FIRST ON 13 — Lawyer: Monahan thought he was being attacked

Defense: Monahan didn’t mean to fire fatal shot

Defense: Kaylin Gillis' accused killer Kevin Monahan didn't mean to fire fatal shot

The attorneys for the man charged with murder in the shooting of Kaylin Gillis plan to argue that their client didn’t intend to fire the fatal shot. 

Arthur Frost, Kevin Monahan’s lead attorney, told NewsChannel 13 that the first shot Monahan fired was a warning shot. Frost said Monahan was not planning to pull the trigger a second time but it was a slip of his finger.

Gillis was a passenger in a vehicle that had gotten lost and turned around in the driveway of Monahan’s Hebron home. She was struck and killed by the shotgun slug.

Frost said there is another side to the story and that is what the defense will argue at trial.

“All he wanted was these people to leave. He didn’t know who they were. We know now that it’s a group of teenagers that were lost, looking for a party, but he didn’t know that. He thought he was being attacked,” Frost said.

Monahan fired the warning shot in the air to get the people to leave.

“It doesn’t make any sense for him to then fire intentionally or with depravity into the back of a car that’s leaving. It makes no sense. He accomplished what he wanted to – get them to leave and they were,” he said.

Frost said he is asking the public and the jury to keep an open mind and listen to all the evidence.

“It’s so easy to sit in your living room, and say ‘this man’s guilty,’ and from some of the things that have been reported – half the story – I can understand that. He seems like a monster if you hear half the story,” he said.

The defense team has not decided whether Monahan will take the stand in his own defense.

The trial was scheduled to begin next Monday.

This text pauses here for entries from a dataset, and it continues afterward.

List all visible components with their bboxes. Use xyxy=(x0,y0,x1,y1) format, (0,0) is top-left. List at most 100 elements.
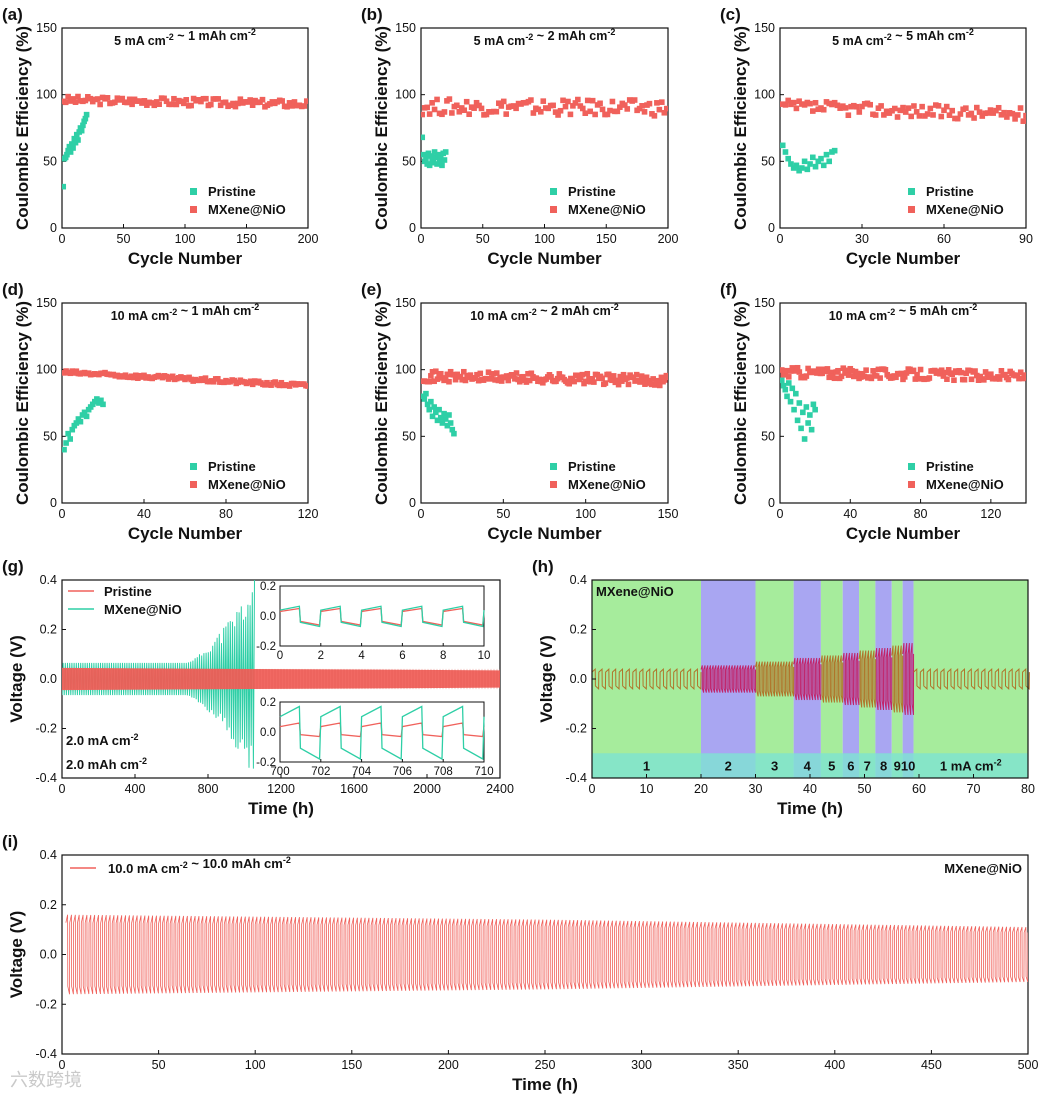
pristine-point xyxy=(780,382,787,389)
mxene-point xyxy=(484,375,490,382)
pristine-point xyxy=(429,413,436,420)
x-tick-label: 100 xyxy=(175,232,196,246)
mxene-point xyxy=(1004,114,1010,120)
inset-x-tick-label: 4 xyxy=(358,650,365,662)
mxene-point xyxy=(594,371,600,378)
mxene-point xyxy=(112,99,118,106)
x-tick-label: 70 xyxy=(967,782,981,796)
mxene-point xyxy=(858,374,864,380)
mxene-point xyxy=(231,377,237,384)
mxene-point xyxy=(550,102,556,109)
panel-label: (h) xyxy=(532,557,554,576)
pristine-point xyxy=(62,183,67,190)
pristine-point xyxy=(818,155,824,162)
rate-label: 5 xyxy=(828,759,835,774)
voltage-trace xyxy=(874,647,893,711)
mxene-point xyxy=(493,108,500,115)
y-tick-label: -0.4 xyxy=(35,771,57,785)
mxene-point xyxy=(82,97,89,104)
mxene-point xyxy=(235,100,241,107)
mxene-point xyxy=(472,375,479,381)
y-axis-title: Coulombic Efficiency (%) xyxy=(372,26,391,230)
mxene-point xyxy=(840,365,847,371)
mxene-point xyxy=(208,101,214,108)
mxene-point xyxy=(938,113,945,120)
mxene-point xyxy=(426,378,433,385)
mxene-point xyxy=(963,105,969,111)
pristine-point xyxy=(823,151,830,158)
pristine-point xyxy=(793,390,799,397)
mxene-point xyxy=(461,368,467,375)
pristine-point xyxy=(431,149,438,155)
y-tick-label: 100 xyxy=(36,88,57,102)
panel-label: (i) xyxy=(2,832,18,851)
mxene-point xyxy=(642,381,648,387)
inset-y-tick-label: -0.2 xyxy=(256,641,276,653)
mxene-point xyxy=(908,113,914,120)
pristine-point xyxy=(791,406,797,413)
pristine-point xyxy=(67,436,73,442)
pristine-point xyxy=(62,446,67,453)
pristine-point xyxy=(798,425,804,432)
inset-y-tick-label: 0.0 xyxy=(260,727,276,739)
panel-label: (a) xyxy=(2,5,23,24)
mxene-point xyxy=(949,371,955,378)
pristine-point xyxy=(437,414,444,421)
mxene-point xyxy=(530,110,537,116)
inset-x-tick-label: 0 xyxy=(277,650,283,662)
pristine-point xyxy=(428,153,434,159)
mxene-point xyxy=(905,105,912,111)
mxene-point xyxy=(842,105,849,111)
mxene-point xyxy=(651,113,658,119)
mxene-point xyxy=(648,381,655,388)
x-tick-label: 50 xyxy=(496,507,510,521)
mxene-point xyxy=(433,368,439,375)
mxene-point xyxy=(1020,118,1026,124)
mxene-point xyxy=(305,383,308,389)
pristine-point xyxy=(441,157,448,163)
pristine-point xyxy=(424,401,431,408)
mxene-point xyxy=(845,112,852,119)
mxene-point xyxy=(621,102,628,108)
mxene-point xyxy=(958,369,964,376)
panel-c: 0 30 60 90 0 50 100 150 Cycle Number Coulombic Ef… xyxy=(720,5,1033,268)
mxene-point xyxy=(301,103,308,109)
mxene-point xyxy=(232,103,239,110)
legend-marker xyxy=(908,481,915,488)
legend-entry: 10.0 mA cm-2 ~ 10.0 mAh cm-2 xyxy=(108,855,291,876)
pristine-point xyxy=(451,430,457,437)
legend-entry: Pristine xyxy=(104,584,152,599)
mxene-point xyxy=(503,373,510,379)
mxene-point xyxy=(998,367,1005,374)
pristine-point xyxy=(69,141,75,147)
mxene-point xyxy=(562,103,569,110)
panel-g: 0 400 800 1200 1600 2000 2400 -0.4 -0.2 0.0 0.2 0.4… xyxy=(2,557,514,818)
mxene-point xyxy=(451,372,457,378)
pristine-point xyxy=(796,400,803,406)
x-axis-title: Cycle Number xyxy=(128,249,243,268)
pristine-point xyxy=(787,398,794,405)
mxene-point xyxy=(513,105,519,112)
condition-label: 2.0 mAh cm-2 xyxy=(66,756,147,772)
mxene-point xyxy=(974,104,980,111)
mxene-point xyxy=(868,375,875,382)
mxene-point xyxy=(1012,116,1018,122)
mxene-point xyxy=(796,98,802,104)
pristine-point xyxy=(800,409,806,416)
y-tick-label: 0.0 xyxy=(40,948,57,962)
pristine-point xyxy=(78,127,85,134)
mxene-point xyxy=(805,365,811,372)
y-tick-label: 100 xyxy=(395,88,416,102)
mxene-point xyxy=(900,104,906,111)
mxene-point xyxy=(428,373,434,379)
mxene-point xyxy=(814,370,820,376)
rate-label: 4 xyxy=(804,759,812,774)
mxene-point xyxy=(467,372,474,378)
mxene-point xyxy=(961,376,968,383)
mxene-point xyxy=(461,107,468,114)
x-tick-label: 150 xyxy=(236,232,257,246)
pristine-point xyxy=(71,135,78,142)
voltage-trace xyxy=(858,650,876,708)
mxene-point xyxy=(951,377,957,384)
legend-entry: Pristine xyxy=(568,459,616,474)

However, NewsChannel 13 was first to report that the judge has granted a delay because of additional time needed to analyze evidence.

Frost said it was a joint request by the prosecution and defense to adjourn the trial so both parties can exchange additional information.

“This happens in every case all the time. This one just has a lot more notoriety behind it,” he said.

Frost said he hopes that he will be able to demonstrate to the jury that this was an accident. 

When asked if Monahan feels remorseful, he said that his client is “haunted” by this every day.

“But remorseful? No more so than anybody else in the world would be,” Frost said. “I mean this is terrible. You’d be an unfeeling monster if your heart didn’t break for this family. And his does.”

He anticipates it will be a two-week trial and possibly longer.